Here’s a strange, rare gem that I initially sought out to see what Molen has up their sleeve and ended up getting it for free. I guess that’s the cars you’re dealt in the beer world. So a whopping 180ml bottle, I really should have shared this beast with a bunch of friends right? PSYCHE.
Brouwrij De Molen, Tsarina Esra, 11% abv imperial porter
A: This looks as one would expect an imperial stout to look like, EXCEPT IT IS AN IMPERIAL PORTER. This has nice mocha foamy bubbles with mild carbonation. The shine is a deep blackness with a watery character that reminds me of Narke offerings. Maybe it’s just the small bottle, maybe I just have large bottle envy. That’s probably it.

Whenever a beer smells incredible, I always prepare myself for a let down on the old tastebuds. I deal with it.
S: This is easily my favorite part of this beer. There is a deep vanilla scone, cinnamon, nice peat backend and some barrel notes that have a Werther’s original sort of finish to them. I am guessing that is the whiskey aspect that is working so well with the light body on this one. This little bottle packs a huge aroma, particularly for the gentle carbonation. It reminds me of that sub that initially seems all bad ass because he sits in a chair BACKWARDS and addresses students with clever nicknames, but then you realize that he is just a liberal arts douche that has read A Separate Peace a billion times.
T: The taste is a bit of a let down given how much of a malt chub was worked up in the aroma. The taste has a ton of coffee ground flavor, tons of roasted malt, a big dryness, espresso notes and an intense bitterness that is coming from the challenger and saaz hops. A bit too hoppy and herbal in the finish for my sweet tooth.
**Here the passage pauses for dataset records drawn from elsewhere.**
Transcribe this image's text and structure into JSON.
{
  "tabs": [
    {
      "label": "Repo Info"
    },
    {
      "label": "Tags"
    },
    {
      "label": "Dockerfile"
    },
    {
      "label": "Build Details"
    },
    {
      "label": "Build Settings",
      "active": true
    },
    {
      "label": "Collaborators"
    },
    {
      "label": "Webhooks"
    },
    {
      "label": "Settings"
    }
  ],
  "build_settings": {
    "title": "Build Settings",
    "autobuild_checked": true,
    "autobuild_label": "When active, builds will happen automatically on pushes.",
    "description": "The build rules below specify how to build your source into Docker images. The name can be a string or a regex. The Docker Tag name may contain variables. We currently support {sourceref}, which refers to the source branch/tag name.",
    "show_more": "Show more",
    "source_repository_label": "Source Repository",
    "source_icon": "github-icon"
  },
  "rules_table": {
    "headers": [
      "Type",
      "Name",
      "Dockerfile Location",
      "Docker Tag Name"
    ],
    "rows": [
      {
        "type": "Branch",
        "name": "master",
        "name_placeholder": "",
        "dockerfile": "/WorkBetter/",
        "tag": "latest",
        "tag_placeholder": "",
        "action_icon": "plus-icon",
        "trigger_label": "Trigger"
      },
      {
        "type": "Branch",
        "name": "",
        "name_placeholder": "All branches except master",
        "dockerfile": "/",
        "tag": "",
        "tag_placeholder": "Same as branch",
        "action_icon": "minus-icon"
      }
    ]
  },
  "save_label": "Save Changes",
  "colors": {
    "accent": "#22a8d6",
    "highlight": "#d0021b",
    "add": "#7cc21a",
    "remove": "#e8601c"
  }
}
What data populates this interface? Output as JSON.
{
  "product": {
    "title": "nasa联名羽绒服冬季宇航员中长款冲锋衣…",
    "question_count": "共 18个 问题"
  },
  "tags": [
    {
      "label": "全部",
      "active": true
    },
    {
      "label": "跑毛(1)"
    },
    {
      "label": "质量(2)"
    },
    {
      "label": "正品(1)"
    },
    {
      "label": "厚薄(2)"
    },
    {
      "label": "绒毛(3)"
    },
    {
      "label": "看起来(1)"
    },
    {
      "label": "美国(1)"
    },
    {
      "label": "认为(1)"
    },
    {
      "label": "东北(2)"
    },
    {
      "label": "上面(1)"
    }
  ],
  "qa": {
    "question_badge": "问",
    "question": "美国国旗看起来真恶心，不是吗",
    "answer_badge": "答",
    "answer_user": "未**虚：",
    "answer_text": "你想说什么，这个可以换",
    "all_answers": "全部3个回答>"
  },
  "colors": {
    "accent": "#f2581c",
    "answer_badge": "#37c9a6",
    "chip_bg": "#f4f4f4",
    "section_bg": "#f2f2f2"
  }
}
I am trying to get diabetes here and work on my mantits, not open a greenhouse.

The smell was so good, but then the actual taste of the beer just continued to trick the shit out of me.
M: The mouthfeel is slick and doesn’t present a huge coating initially but then the hops come through slapping people in the junk, making misogynistic comments and drying the place out. You go to a club and it’s a fun sweet time and then Italian hops show up, all oily, making the entire place bitter. The carbonation just starts breaking up greens and chills out without really getting up in the mix, which if maybe it decided to strap up, the coffee and hops wouldn’t be mashing on your bottle so hard when you explicitly told carbonation, ONLY CHICKS AT THE TABLE NO HOPS.
D: This is a moderately drinkable imperial porter and the tiny bottle was just right to hit my honey spot. I didn’t really need much more of this so I guess the limited run and the huge coffee dryness make this a level 2 alcoholics drink, not the crazy dangerous drinkability of stouts like Class V, or the huge firepower of Birth of Tragedy, but just enough you broaden your horizons like a stout/porter with its nipples pierced.

What a cruel sentence to deal with, awesome smells then hoppy, peaty whiskeyville. After 8oz they let me out for good behavior.
Narrative: Eudoxia Lopukhina walked the chilling streets of Kiev. Despite the government controlled media reporting a balmy spring, the oppressed masses knew better. This was 2065 and the citizens had seen too many years of rule by Svedka cyborg overlords to place hope or credence in a future that holds any shred of wistful optimism for better days. The streets that once thrived with culture now were overrun by terse, irascible robots that cared little for approval poll ratings. One babushka was seen eating a chocolate bar in the streets when a cold irridum grip snatched the rare treat and ground it into the cobblestones of Polonium Square. There were brighter days of bourbon, chocolate, and coffeehouses where the locals would slap one another on the backs and discuss proto-Pushkin, the 2.0 andronoscribe that seamlessly assembled prose in Cyrillic script. Ever since the discovery of the seemingly limitless power source, hoponium oil, the drones could oversee the people and work them mercilessly into the earth. Classic neo-revisionist Russian comic, Vladimir Nyetchtokov commented “yes, it was traditional Russian joke for to make parallel structuring and then reference the homeland but, the robots found this to be too wordy. Now Russian jokes are just terse declarative statements. Here, I show you newest Russian zinger: the stones are hard due to composition. That is it. Is best Russian joke in circulation.” The coffee days were long gone, and the days of hateful whiskeybots ruled the Asian continent with relentless tenacity.